Apesar disso, Hermano guardou para si, durante um ano, o chamamento da vida religiosa, que só comunicou aos pais um mês antes de entrar para o convento, em 1961. Tinha então 27 anos, foi uma surpresa imensa: "Ninguém esperava que o Quico fosse para frade", recorda um próximo. Na sua autobiografia, Frei Hermano recorda que, por alturas de 1968, percorreu diversos conventos de França, terra onde se encontrava quando eclodiu o Maio de Paris, movimento que, em conjunto com os ventos renovadores do Concílio Ecuménico do Vaticano II, seria decisivo para a sua entrada no mundo da música. Tratava-se, de resto, de um domínio que já conhecia, podendo dizer-se, sem receio de exagero, que a vocação do fado precedeu a do sacerdócio. Em 1955, gravara o primeiro disco, só comercializado em 1959, com a participação de Fontes Rocha, à guitarra, e de Joaquim do Vale e de Joel Pina, à viola. Chamava-se Sunset and Sentiment, e dele constava já o êxito "Colchetes d"Oiro". Em 1969, deu o seu primeiro recital, no Teatro Tivoli, em Lisboa, e, em 1972, recebeu o diaconado das mãos de D. António Ferreira Gomes, em cerimónia realizada na Sé Catedral do Porto. Também das mãos do bispo da Invicta, foi ordenado sacerdote em 1973, o ano em que editou o disco Fado da Despedida e que gravou, com o Quarteto 1111, o álbum Bruma Azul do Desejado, no qual participou o Coro da Escola Claustral de Singeverga, mosteiro onde Frei Hermano esteve vários anos, até fundar a sua própria comunidade, os Apóstolos de Santa Maria, dedicada ao apostolado através da música e cujos estatutos foram aprovados em 1990 pelo arcebispo de Braga, D. Eurico Dias Nogueira.

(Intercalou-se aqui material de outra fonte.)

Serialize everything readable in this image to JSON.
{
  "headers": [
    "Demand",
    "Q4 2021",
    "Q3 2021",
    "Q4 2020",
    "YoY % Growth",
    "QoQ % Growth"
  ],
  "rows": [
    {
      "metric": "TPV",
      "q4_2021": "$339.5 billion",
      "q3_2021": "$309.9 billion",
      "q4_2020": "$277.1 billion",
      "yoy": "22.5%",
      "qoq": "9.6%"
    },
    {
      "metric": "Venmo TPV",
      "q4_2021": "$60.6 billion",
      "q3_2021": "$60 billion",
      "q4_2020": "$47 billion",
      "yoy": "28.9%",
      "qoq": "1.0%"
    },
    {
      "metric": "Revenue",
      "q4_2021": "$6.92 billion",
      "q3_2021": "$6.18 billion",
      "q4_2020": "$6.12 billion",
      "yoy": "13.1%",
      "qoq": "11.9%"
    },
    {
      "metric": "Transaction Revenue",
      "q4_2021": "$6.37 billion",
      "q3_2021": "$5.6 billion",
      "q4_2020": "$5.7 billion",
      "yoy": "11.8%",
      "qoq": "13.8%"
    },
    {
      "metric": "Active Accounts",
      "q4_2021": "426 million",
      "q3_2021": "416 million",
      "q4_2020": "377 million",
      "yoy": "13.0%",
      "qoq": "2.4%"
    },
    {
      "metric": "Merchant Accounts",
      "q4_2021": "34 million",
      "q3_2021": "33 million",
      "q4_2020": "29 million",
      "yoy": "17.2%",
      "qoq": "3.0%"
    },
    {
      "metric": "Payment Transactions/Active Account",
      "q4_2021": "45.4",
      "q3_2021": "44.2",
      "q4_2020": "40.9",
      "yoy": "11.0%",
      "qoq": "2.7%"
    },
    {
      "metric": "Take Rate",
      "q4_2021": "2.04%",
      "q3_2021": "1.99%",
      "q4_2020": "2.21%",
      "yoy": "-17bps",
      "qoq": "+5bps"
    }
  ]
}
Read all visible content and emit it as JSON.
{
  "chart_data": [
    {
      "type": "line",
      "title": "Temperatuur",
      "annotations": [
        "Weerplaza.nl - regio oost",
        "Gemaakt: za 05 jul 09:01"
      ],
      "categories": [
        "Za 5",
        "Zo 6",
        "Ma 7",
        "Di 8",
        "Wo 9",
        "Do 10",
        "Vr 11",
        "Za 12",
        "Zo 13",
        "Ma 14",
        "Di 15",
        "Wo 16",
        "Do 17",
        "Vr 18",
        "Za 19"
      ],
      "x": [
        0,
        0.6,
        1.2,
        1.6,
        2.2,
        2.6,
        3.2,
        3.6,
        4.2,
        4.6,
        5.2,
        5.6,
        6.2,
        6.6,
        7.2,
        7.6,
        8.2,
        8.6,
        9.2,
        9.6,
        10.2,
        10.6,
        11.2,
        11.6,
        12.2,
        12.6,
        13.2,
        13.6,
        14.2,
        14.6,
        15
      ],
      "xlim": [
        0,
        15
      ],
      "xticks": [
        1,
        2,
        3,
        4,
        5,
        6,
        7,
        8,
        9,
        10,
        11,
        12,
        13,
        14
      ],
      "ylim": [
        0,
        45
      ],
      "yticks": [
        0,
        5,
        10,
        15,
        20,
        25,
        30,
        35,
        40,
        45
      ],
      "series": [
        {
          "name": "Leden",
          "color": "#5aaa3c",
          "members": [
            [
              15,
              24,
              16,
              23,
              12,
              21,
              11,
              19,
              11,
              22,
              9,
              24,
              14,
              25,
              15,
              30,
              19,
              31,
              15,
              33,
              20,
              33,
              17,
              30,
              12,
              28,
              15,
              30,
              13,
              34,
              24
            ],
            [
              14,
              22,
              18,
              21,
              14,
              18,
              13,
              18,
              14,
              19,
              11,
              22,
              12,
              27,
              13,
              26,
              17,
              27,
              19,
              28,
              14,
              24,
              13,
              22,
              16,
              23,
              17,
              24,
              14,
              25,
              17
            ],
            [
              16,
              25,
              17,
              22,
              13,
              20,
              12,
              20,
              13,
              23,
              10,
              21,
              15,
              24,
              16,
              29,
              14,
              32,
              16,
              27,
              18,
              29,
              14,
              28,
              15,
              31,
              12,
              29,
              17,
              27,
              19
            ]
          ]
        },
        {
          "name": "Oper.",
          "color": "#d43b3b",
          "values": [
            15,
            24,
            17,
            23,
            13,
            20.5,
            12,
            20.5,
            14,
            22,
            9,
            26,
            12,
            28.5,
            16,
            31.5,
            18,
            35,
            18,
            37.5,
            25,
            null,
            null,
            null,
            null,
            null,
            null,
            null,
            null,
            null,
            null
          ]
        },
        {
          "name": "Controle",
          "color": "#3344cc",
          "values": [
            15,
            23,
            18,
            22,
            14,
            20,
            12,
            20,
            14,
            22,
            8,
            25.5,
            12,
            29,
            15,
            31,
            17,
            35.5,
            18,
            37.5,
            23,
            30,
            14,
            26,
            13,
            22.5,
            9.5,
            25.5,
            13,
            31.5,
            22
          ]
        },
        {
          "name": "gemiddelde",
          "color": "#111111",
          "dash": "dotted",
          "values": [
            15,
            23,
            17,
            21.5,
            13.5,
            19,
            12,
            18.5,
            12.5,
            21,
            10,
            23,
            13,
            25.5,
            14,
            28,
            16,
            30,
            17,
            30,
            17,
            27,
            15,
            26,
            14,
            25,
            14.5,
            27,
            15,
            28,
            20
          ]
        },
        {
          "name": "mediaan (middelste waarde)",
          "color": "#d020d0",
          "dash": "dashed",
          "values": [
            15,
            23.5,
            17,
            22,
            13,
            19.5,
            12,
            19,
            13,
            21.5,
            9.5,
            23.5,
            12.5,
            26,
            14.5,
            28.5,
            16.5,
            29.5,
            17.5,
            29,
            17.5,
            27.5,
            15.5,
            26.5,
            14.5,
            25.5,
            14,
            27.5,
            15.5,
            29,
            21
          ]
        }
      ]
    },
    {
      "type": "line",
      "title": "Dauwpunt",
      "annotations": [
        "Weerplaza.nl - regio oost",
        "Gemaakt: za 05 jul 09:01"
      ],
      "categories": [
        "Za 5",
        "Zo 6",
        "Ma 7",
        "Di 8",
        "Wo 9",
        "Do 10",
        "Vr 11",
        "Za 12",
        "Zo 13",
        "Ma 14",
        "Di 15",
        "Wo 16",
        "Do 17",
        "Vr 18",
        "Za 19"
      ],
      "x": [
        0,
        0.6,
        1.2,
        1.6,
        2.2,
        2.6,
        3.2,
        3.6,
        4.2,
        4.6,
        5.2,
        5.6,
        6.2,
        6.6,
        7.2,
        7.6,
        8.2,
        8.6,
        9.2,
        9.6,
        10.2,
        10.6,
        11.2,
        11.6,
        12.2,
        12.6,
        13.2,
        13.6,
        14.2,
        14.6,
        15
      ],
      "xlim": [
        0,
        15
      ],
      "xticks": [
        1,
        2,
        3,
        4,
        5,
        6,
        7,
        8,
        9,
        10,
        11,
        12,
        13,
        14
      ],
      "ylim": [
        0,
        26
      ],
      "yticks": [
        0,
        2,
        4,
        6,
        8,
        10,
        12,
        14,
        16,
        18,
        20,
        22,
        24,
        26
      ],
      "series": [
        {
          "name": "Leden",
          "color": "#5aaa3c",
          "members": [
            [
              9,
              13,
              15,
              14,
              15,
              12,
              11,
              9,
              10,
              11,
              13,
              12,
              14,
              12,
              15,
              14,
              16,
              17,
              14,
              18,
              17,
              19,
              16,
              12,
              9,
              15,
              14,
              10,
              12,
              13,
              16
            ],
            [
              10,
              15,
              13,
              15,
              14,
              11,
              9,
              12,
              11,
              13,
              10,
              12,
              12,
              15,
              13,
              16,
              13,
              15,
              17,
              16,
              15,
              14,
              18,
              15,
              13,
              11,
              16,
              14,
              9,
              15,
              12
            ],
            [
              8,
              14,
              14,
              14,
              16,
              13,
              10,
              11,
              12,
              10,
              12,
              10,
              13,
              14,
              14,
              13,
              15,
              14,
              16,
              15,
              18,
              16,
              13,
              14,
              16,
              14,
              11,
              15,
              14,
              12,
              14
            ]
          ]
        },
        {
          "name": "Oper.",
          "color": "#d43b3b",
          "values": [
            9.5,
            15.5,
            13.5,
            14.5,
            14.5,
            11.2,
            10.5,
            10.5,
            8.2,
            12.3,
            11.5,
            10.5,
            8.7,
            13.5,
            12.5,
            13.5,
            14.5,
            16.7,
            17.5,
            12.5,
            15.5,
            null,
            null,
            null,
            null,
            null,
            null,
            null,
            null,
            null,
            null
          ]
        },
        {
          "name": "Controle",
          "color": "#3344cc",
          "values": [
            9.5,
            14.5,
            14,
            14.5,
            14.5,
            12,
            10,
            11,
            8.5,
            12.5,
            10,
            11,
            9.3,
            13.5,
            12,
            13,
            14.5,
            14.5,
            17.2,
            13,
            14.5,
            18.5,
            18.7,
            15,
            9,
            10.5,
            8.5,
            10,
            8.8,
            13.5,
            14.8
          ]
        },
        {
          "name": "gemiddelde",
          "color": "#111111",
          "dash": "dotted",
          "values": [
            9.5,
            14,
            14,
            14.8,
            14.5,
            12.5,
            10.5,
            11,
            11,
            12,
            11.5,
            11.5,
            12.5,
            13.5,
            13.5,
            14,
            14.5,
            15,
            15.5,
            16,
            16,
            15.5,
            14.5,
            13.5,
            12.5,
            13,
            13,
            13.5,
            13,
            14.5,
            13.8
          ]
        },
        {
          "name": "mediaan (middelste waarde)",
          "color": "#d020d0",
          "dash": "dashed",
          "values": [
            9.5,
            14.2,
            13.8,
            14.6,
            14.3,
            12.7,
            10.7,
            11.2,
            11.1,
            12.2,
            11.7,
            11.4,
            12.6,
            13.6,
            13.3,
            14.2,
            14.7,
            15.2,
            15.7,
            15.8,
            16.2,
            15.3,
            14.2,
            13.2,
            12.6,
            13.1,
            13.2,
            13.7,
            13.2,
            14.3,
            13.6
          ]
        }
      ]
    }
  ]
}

Vemo-lo de regresso aos palcos em 1977, no Teatro São Luiz, acompanhado pela Orquestra da Radiodifusão. No ano seguinte, lança o duplo álbum O Nazareno, um sucesso absoluto, que esgotou no próprio dia, pese ser o disco mais caro do mercado. Com produção de Mário Martins, O Nazareno inspirava-se nos Evangelhos e tinha Vítor de Sousa como narrador, além de um elenco de estrelas candentes: como anjo, Tomaz Cabral da Câmara, sobrinho de Frei Hermano (e, também como anjo, Carlos Quintas); como Virgem Maria, Luísa Vilarinho; como noivo, António Pinto Basto; como noiva, Teresa Siqueira; como Maria Madalena, Amália Rodrigues; como Judas, Horácio Santos; no papel da samaritana, Mara Abrantes, enquanto Mário Sargedas se desmultiplicava como Pedro, como João, como Pilatos e como o bom e o mau ladrão. No lugar de Cristo, Frei Hermano, obviamente.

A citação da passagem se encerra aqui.